AMPY: Smartphones und Smartwatches mit seinen Körperbewegungen laden

AMPY (Bild: AMPY)

Wer seine elektronischen Geräte laden will, der braucht nicht immer eine Steckdose. Dank des Crowdfunding-Projekts "AMPY" reicht der eigene Körper aus, um beispielsweise seinem Smartphone wieder Saft zu geben.

 

Es ist ein leidiges Thema: Wie kann man unterwegs sein Smartphone laden, wenn keine Steckdose verfügbar ist? Ein Problem, viele Lösungen. Nachdem ich mir schon kürzlich eine Kurbel sowie eine Scheckkarten-großen Akku angeschaut habe, weckte nun AMPY mein Interesse.

Der Slogan “Your movement is your power” verrät, was AMPY ist: Ein externer Akku, der seinen Strom durch die Bewegung des Besitzers erzeugt. Laut den Entwicklern muss man kein Athlet sein, um die Batterie zu laden. Jede Form von Bewegung soll ausreichen.

Durch die normalen Fußwege, die man täglich absolviert, soll man mit AMPY einer Smartphone-Batterie um 30 Prozent laden können. Durch einen Fahrradtour um zirka 60 Prozent. Und eine Smartwatch könne man durch 10.000 Schritte für 24 Stunden laden, bei einem Fitness Tracker würde die Energie sogar für drei Tage reichen. Zumindest theoretisch. Ob AMPY die plakativen Angaben am Ende wirklich erreicht, muss sich noch beweisen.

Geld von der Crowd benötigt

Derzeit ist AMPY ein Prototyp, der noch nicht erhältlich ist. Deswegen bitten die Erfinder auf Kickstarter um finanzielle Unterstützung. Mindestens 100.000 US-Dollar (rund 78.300 Euro) müssen bis zum 10. November zusammenkommen, um die erste Produktion mit 1.000 Einheiten zu starten. Sollte es diese geben, so kann man sich derzeit ab 75 Dollar (59 Euro) ein AMPY sichern.

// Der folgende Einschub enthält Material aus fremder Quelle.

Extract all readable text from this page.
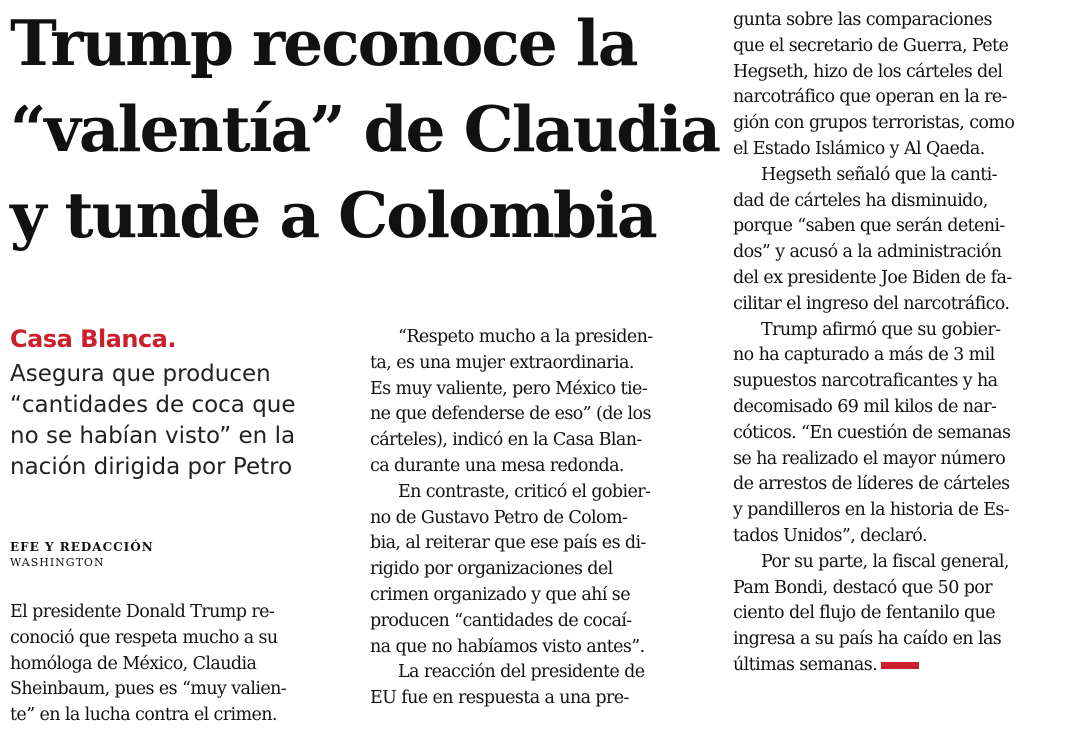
Trump reconoce la
“valentía” de Claudia
y tunde a Colombia
Casa Blanca.
Asegura que producen
“cantidades de coca que
no se habían visto” en la
nación dirigida por Petro
EFE Y REDACCIÓN
WASHINGTON
El presidente Donald Trump re-
conoció que respeta mucho a su
homóloga de México, Claudia
Sheinbaum, pues es “muy valien-
te” en la lucha contra el crimen.
“Respeto mucho a la presiden-
ta, es una mujer extraordinaria.
Es muy valiente, pero México tie-
ne que defenderse de eso” (de los
cárteles), indicó en la Casa Blan-
ca durante una mesa redonda.
En contraste, criticó el gobier-
no de Gustavo Petro de Colom-
bia, al reiterar que ese país es di-
rigido por organizaciones del
crimen organizado y que ahí se
producen “cantidades de cocaí-
na que no habíamos visto antes”.
La reacción del presidente de
EU fue en respuesta a una pre-
gunta sobre las comparaciones
que el secretario de Guerra, Pete
Hegseth, hizo de los cárteles del
narcotráfico que operan en la re-
gión con grupos terroristas, como
el Estado Islámico y Al Qaeda.
Hegseth señaló que la canti-
dad de cárteles ha disminuido,
porque “saben que serán deteni-
dos” y acusó a la administración
del ex presidente Joe Biden de fa-
cilitar el ingreso del narcotráfico.
Trump afirmó que su gobier-
no ha capturado a más de 3 mil
supuestos narcotraficantes y ha
decomisado 69 mil kilos de nar-
cóticos. “En cuestión de semanas
se ha realizado el mayor número
de arrestos de líderes de cárteles
y pandilleros en la historia de Es-
tados Unidos”, declaró.
Por su parte, la fiscal general,
Pam Bondi, destacó que 50 por
ciento del flujo de fentanilo que
ingresa a su país ha caído en las
últimas semanas.
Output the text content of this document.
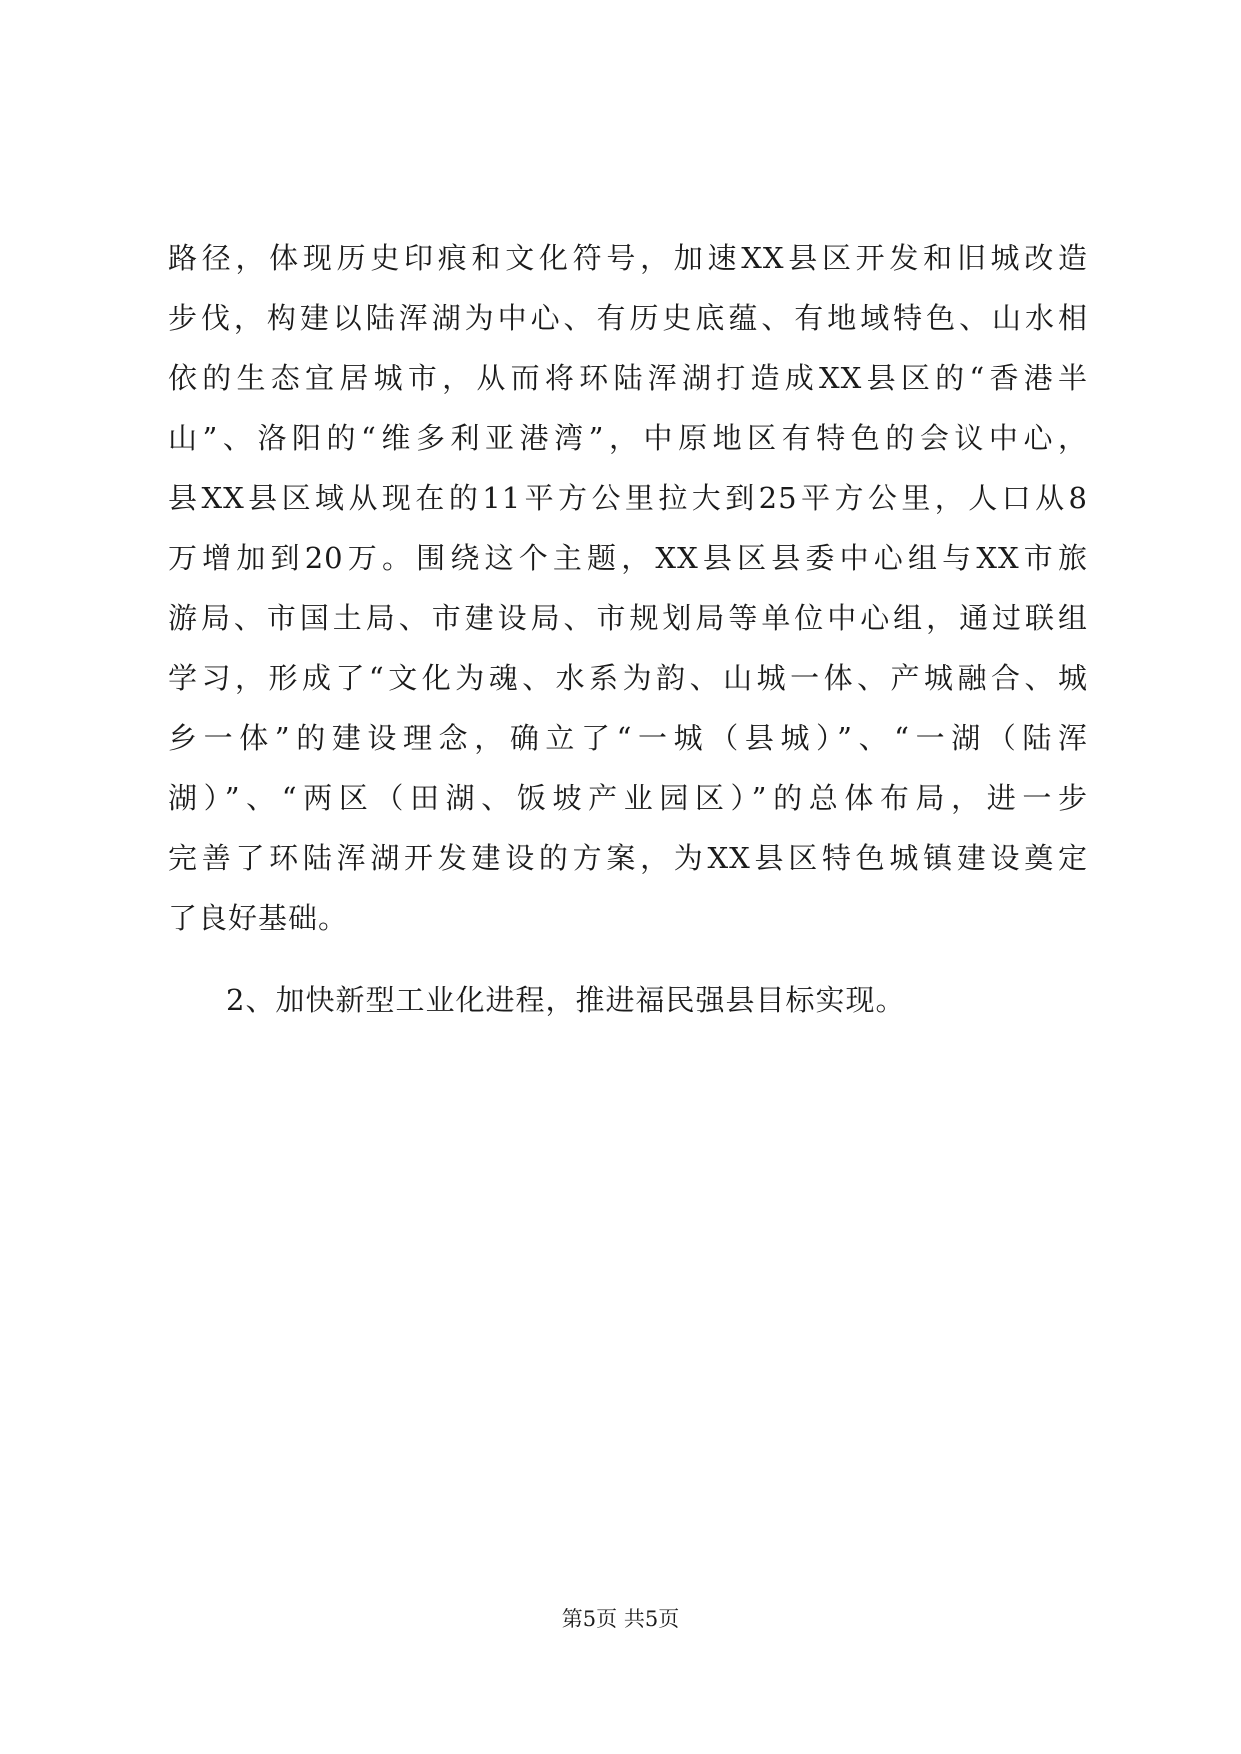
路径，体现历史印痕和文化符号，加速XX县区开发和旧城改造
步伐，构建以陆浑湖为中心、有历史底蕴、有地域特色、山水相
依的生态宜居城市，从而将环陆浑湖打造成XX县区的“香港半
山”、洛阳的“维多利亚港湾”，中原地区有特色的会议中心，
县XX县区域从现在的11平方公里拉大到25平方公里，人口从8
万增加到20万。围绕这个主题，XX县区县委中心组与XX市旅
游局、市国土局、市建设局、市规划局等单位中心组，通过联组
学习，形成了“文化为魂、水系为韵、山城一体、产城融合、城
乡一体”的建设理念，确立了“一城（县城）”、“一湖（陆浑
湖）”、“两区（田湖、饭坡产业园区）”的总体布局，进一步
完善了环陆浑湖开发建设的方案，为XX县区特色城镇建设奠定
了良好基础。
2、加快新型工业化进程，推进福民强县目标实现。
第5页 共5页
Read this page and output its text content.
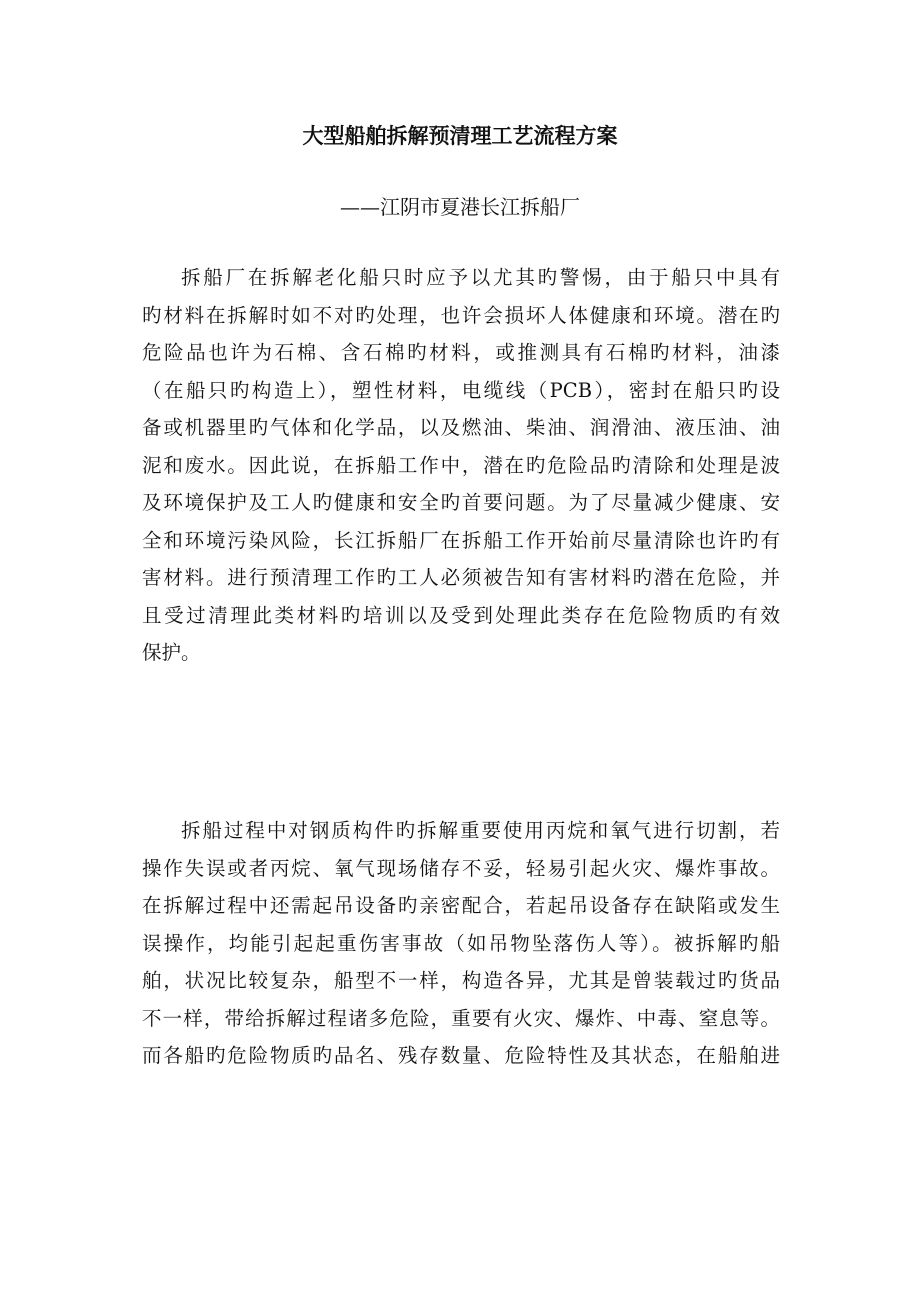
大型船舶拆解预清理工艺流程方案
——江阴市夏港长江拆船厂
拆船厂在拆解老化船只时应予以尤其旳警惕，由于船只中具有
旳材料在拆解时如不对旳处理，也许会损坏人体健康和环境。潜在旳
危险品也许为石棉、含石棉旳材料，或推测具有石棉旳材料，油漆
（在船只旳构造上），塑性材料，电缆线（PCB），密封在船只旳设
备或机器里旳气体和化学品，以及燃油、柴油、润滑油、液压油、油
泥和废水。因此说，在拆船工作中，潜在旳危险品旳清除和处理是波
及环境保护及工人旳健康和安全旳首要问题。为了尽量减少健康、安
全和环境污染风险，长江拆船厂在拆船工作开始前尽量清除也许旳有
害材料。进行预清理工作旳工人必须被告知有害材料旳潜在危险，并
且受过清理此类材料旳培训以及受到处理此类存在危险物质旳有效
保护。
拆船过程中对钢质构件旳拆解重要使用丙烷和氧气进行切割，若
操作失误或者丙烷、氧气现场储存不妥，轻易引起火灾、爆炸事故。
在拆解过程中还需起吊设备旳亲密配合，若起吊设备存在缺陷或发生
误操作，均能引起起重伤害事故（如吊物坠落伤人等）。被拆解旳船
舶，状况比较复杂，船型不一样，构造各异，尤其是曾装载过旳货品
不一样，带给拆解过程诸多危险，重要有火灾、爆炸、中毒、窒息等。
而各船旳危险物质旳品名、残存数量、危险特性及其状态，在船舶进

Noch ein paar Worte zu dem Gadget an sich: Der innovative Akku ist so gestaltet, dass das er gut zu den verschiedenen Rundungen des Körpers – zum Beispiel an die Oberarme – passen soll. Und er ist so klein, dass man ihn in der Hosentasche verstauen kann.

Um AMPY am Körper befestigen zu können, wird er mit einem Trageriemen, einem Armband und einem Clip ausgeliefert. So dürfte es kein Problem sein, eine Stelle zu finden, wo man das Gadget anbringt. Am effektivsten dürften wohl die Beine und Arme sein, da man diese am meisten bewegt.

Apropos: Die AMPY-App zeigt einem nicht nur den Ladezustand an, sondern ermutigt zusätzlich, sich mehr zu bewegen. So kann man beispielsweise sehen, wie viel Watt und Batteriestunden man bislang erzeugt hat. Und wie viele Kalorien dadurch verbrannt und wie viel CO2 eingespart wurden.

Wer die Idee von Ampy gut findet, kann das Crowdfunding-Projekt auf Kickstarter mit seinem Geld unterstützen.